I prefer to avoid categorizing eligibility or ineligibility for public ritual roles as inherently an issue of kavod haberiyot. It seems to me that halakhah generally understands kavod haberiyot as a function of habit and reasonable expectations based on experience. Thus a zaken may refrain from returning a lost object if picking it up is beneath his dignity, even if a non-zaken would be obligated. Similarly, people can receive private tzedakah to maintain their public standard of living, even if that standard is beyond their current means, and likely even if it is beyond the means of some of those donating.
I also find it deeply problematic to define kavod haberiyot halakhically in ways that conflict with incontrovertible halakhic precedents, let alone explicit Biblical categories.
However, it is very likely an issue of kavod haberiyot to deprive people who have been accustomed to lead services of the ability to do so when they become disabled. This is the basis for Mas’eit Binyamin’s remarkably emotional teshuvah about aliyot for the blind, and for contemporary discussions of whether men with colostomy bags can receive aliyot.
In our case, Mr. Goodman has become accustomed to playing this role, and so our case is comparable to standard precedents regarding kavod haberiyot. Accordingly, one can add kavod haberiyot to the grounds for permitting him to continue his role without understanding it as a universal levelling principle.

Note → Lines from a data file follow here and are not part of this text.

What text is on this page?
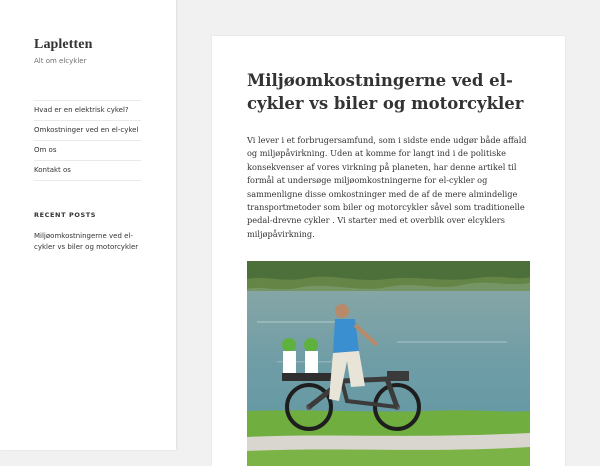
Lapletten
Alt om elcykler
Hvad er en elektrisk cykel?
Omkostninger ved en el-cykel
Om os
Kontakt os
RECENT POSTS
Miljøomkostningerne ved el-cykler vs biler og motorcykler
Miljøomkostningerne ved el-cykler vs biler og motorcykler

Vi lever i et forbrugersamfund, som i sidste ende udgør både affald og miljøpåvirkning. Uden at komme for langt ind i de politiske konsekvenser af vores virkning på planeten, har denne artikel til formål at undersøge miljøomkostningerne for el-cykler og sammenligne disse omkostninger med de af de mere almindelige transportmetoder som biler og motorcykler såvel som traditionelle pedal-drevne cykler . Vi starter med et overblik over elcyklers miljøpåvirkning.
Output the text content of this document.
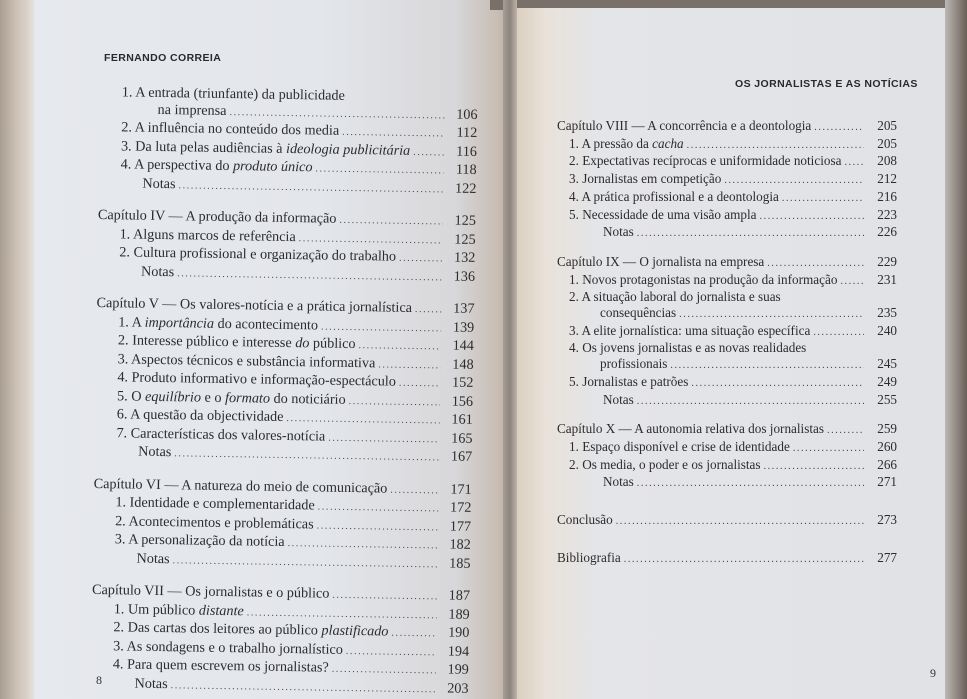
FERNANDO CORREIA
OS JORNALISTAS E AS NOTÍCIAS
1. A entrada (triunfante) da publicidade
na imprensa .....	106
2. A influência no conteúdo dos media .....	112
3. Da luta pelas audiências à ideologia publicitária .....	116
4. A perspectiva do produto único .....	118
Notas .....	122
Capítulo IV — A produção da informação .....	125
1. Alguns marcos de referência .....	125
2. Cultura profissional e organização do trabalho .....	132
Notas .....	136
Capítulo V — Os valores-notícia e a prática jornalística .....	137
1. A importância do acontecimento .....	139
2. Interesse público e interesse do público .....	144
3. Aspectos técnicos e substância informativa .....	148
4. Produto informativo e informação-espectáculo .....	152
5. O equilíbrio e o formato do noticiário .....	156
6. A questão da objectividade .....	161
7. Características dos valores-notícia .....	165
Notas .....	167
Capítulo VI — A natureza do meio de comunicação .....	171
1. Identidade e complementaridade .....	172
2. Acontecimentos e problemáticas .....	177
3. A personalização da notícia .....	182
Notas .....	185
Capítulo VII — Os jornalistas e o público .....	187
1. Um público distante .....	189
2. Das cartas dos leitores ao público plastificado .....	190
3. As sondagens e o trabalho jornalístico .....	194
4. Para quem escrevem os jornalistas? .....	199
Notas .....	203
Capítulo VIII — A concorrência e a deontologia .....	205
1. A pressão da cacha .....	205
2. Expectativas recíprocas e uniformidade noticiosa .....	208
3. Jornalistas em competição .....	212
4. A prática profissional e a deontologia .....	216
5. Necessidade de uma visão ampla .....	223
Notas .....	226
Capítulo IX — O jornalista na empresa .....	229
1. Novos protagonistas na produção da informação .....	231
2. A situação laboral do jornalista e suas
consequências .....	235
3. A elite jornalística: uma situação específica .....	240
4. Os jovens jornalistas e as novas realidades
profissionais .....	245
5. Jornalistas e patrões .....	249
Notas .....	255
Capítulo X — A autonomia relativa dos jornalistas .....	259
1. Espaço disponível e crise de identidade .....	260
2. Os media, o poder e os jornalistas .....	266
Notas .....	271
Conclusão .....	273
Bibliografia .....	277
8	9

But we must be clear that it is an additional reason rather than a necessary reason. The fundamental halakhah remains that being in a wheelchair does not disqualify one from serving as a shaliach tzibbur. What we have failed to resolve is whether, all other things being equal, it is preferable to choose someone in a wheelchair, following Maharam, or preferable not to, following Chavot Yair. In the absence of such a resolution, the halakhah in fact if accidentally should track the contemporary sensibility and treat being in a wheelchair as halakhically irrelevant.
We have also failed to resolve the underlying question of the relationship between contemporary sensibility and halakhic precedent, and we have left numerous approaches unexplored. One might for example argue that in a fundamentally egalitarian society, equal treatment becomes a function of habit and a reasonable expectation. One might argue that the capacity to represent the community ritually has different significances in different societies. One might seek to embed principles of equal treatment in halakhic or hashkafic categories other than kavod haberiyot. One might argue that the weight of halakhic precedent should compel us to position ourselves as countercultural, whether in Maharam’s way or in Chavot Yair’s. However, none of these arguments are necessary to resolve our case, and so this teshuvah is not the proper place to evaluate them.